I have the luck to go with a group of local guys to the Naneck river camp. The cost for the week is not horrible considering it is guided trips everyday and 3 meals a day. Plus they also have a rate for those who want to go it alone w/o a guide to. You are right about a couple of things though. First the fishing that time of year is mostly egg or should I say beads. Not much traditional dryfly or even nymph fishing. One can go on plane rides to other streams of course and I might do that actually but even then most fishing will be with beads. A lot of people go chuck and duck. I cant bear too actually. nothing against those who do but it cant be fun to "chuck" large weight with a flyrod (that was never intended to cast such wt). Although catching 24-30" rainbows is always fun. I am sticking to beads and streames, for better or worse. The coho/ silver salmon is the greatest draw in many ways as they and pinks will apparently go for streamers. I have to believe a Kreelex with purple flash has got to be a go to. You dont know until you try but I am going to tie some once I get some Purple flash. i am no expert but have gotten some advise from friends and others from this site that have been up there. I am eager with anticipation, and yes there are a lot of bears, but I hear they are pretty filled up by August/ Sept. as opposed to June and July. we shall see I guess.

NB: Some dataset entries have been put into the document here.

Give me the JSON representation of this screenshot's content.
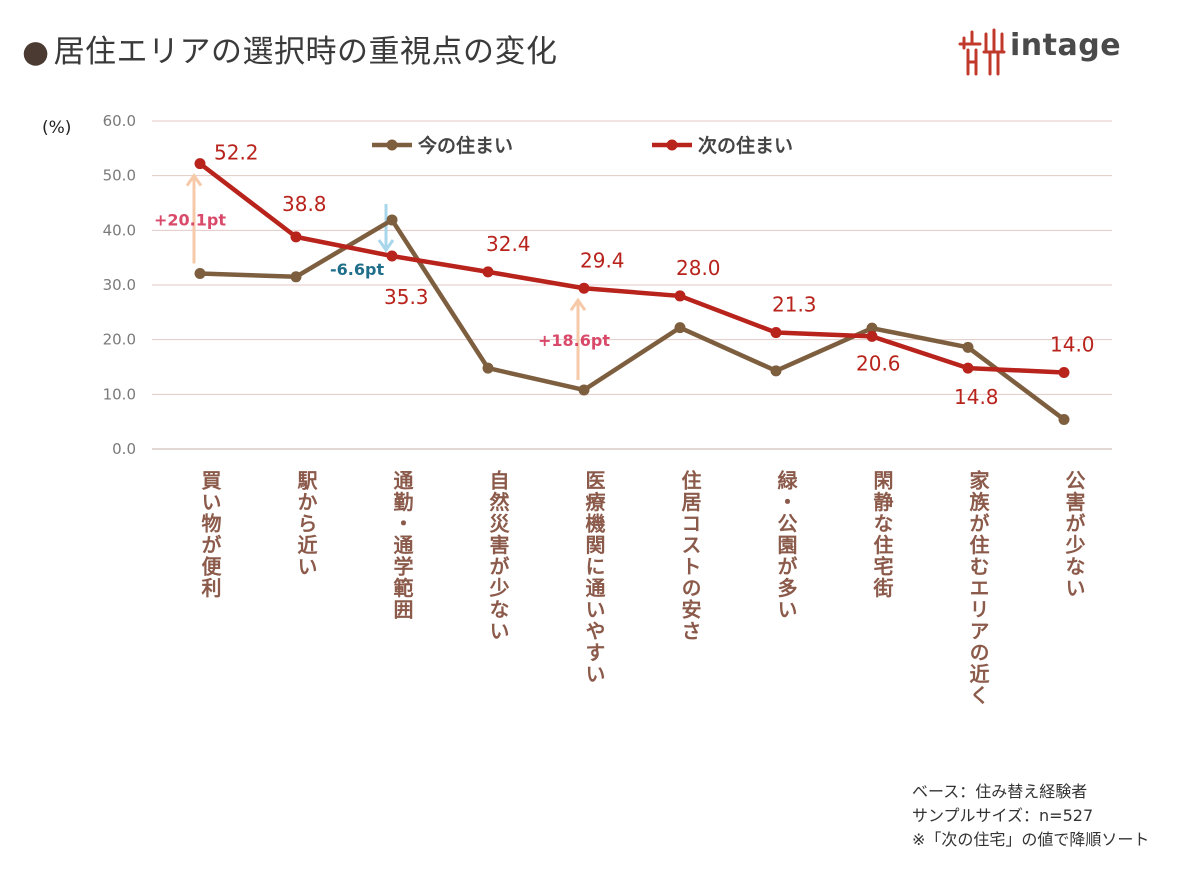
{
  "title": "居住エリアの選択時の重視点の変化",
  "title_bullet": "●",
  "logo": {
    "text": "intage"
  },
  "notes": [
    "ベース：住み替え経験者",
    "サンプルサイズ：n=527",
    "※「次の住宅」の値で降順ソート"
  ],
  "colors": {
    "current": "#7d5f3f",
    "next": "#b8231c",
    "up_arrow": "#f6c9a8",
    "down_arrow": "#a8d6ea",
    "label_up": "#d94a6a",
    "label_down": "#1f6f8b",
    "axis_label": "#8b5a4a",
    "grid": "#e3c9c5"
  },
  "chart_data": {
    "type": "line",
    "ylabel": "(%)",
    "ylim": [
      0,
      60
    ],
    "yticks": [
      "0.0",
      "10.0",
      "20.0",
      "30.0",
      "40.0",
      "50.0",
      "60.0"
    ],
    "categories": [
      "買い物が便利",
      "駅から近い",
      "通勤・通学範囲",
      "自然災害が少ない",
      "医療機関に通いやすい",
      "住居コストの安さ",
      "緑・公園が多い",
      "閑静な住宅街",
      "家族が住むエリアの近く",
      "公害が少ない"
    ],
    "series": [
      {
        "name": "今の住まい",
        "values": [
          32.1,
          31.5,
          41.9,
          14.8,
          10.8,
          22.2,
          14.3,
          22.1,
          18.6,
          5.4
        ]
      },
      {
        "name": "次の住まい",
        "values": [
          52.2,
          38.8,
          35.3,
          32.4,
          29.4,
          28.0,
          21.3,
          20.6,
          14.8,
          14.0
        ]
      }
    ],
    "data_labels": [
      "52.2",
      "38.8",
      "35.3",
      "32.4",
      "29.4",
      "28.0",
      "21.3",
      "20.6",
      "14.8",
      "14.0"
    ],
    "annotations": [
      {
        "index": 0,
        "text": "+20.1pt",
        "direction": "up"
      },
      {
        "index": 2,
        "text": "-6.6pt",
        "direction": "down"
      },
      {
        "index": 4,
        "text": "+18.6pt",
        "direction": "up"
      }
    ],
    "legend": "top"
  }
}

I think the people who fish the "Steelhead" alley of the great lakes are a little spoiled by the multiple fish/ day of the stocked steelies we see. I'd love to go for the western steelhead some day. But you are right, one must have to fish trout the rest of the time (any why not).
Thanks as always for the insight and thoughts. Hope I can get out for some smallies soon. The bite has been really really good in the 'Doah and the lastest rain should keep it going for a little while longer. Then it will be evening poppers and hoppers. A lot of decent sized fish this year though. hope the trend continues.
Have a great trip up there, and let us know / see a pic or two about your adventures. There is something about the 'Alley' steelhead venues that alters the game in many ways, some for better and others for worse. The fish themselves are just as strong and dtermined as any out west I've sampled, but the setting is much less grand. Its been forever since I've gotten to wet a line in the Shenandoah... Glad to hear good reports from there.
Iíve always loved the Shenandoah. there is so much history surrounding that river. I miss fishing there as well as the Potomac. Two fly patterns, that worked well for me there. Are the spruce fly and the dark spruce fly. I never had good luck on either of them. Except there. So I always made sure I had them when going to fish the Shenandoah.
Yep thatís the dark spruce fly. It has gold badger for the wing or just dark badger. The Spruce fly, has just badger hackle wings. Other then that. Their isnít a difference. But there is just enough difference to the fish.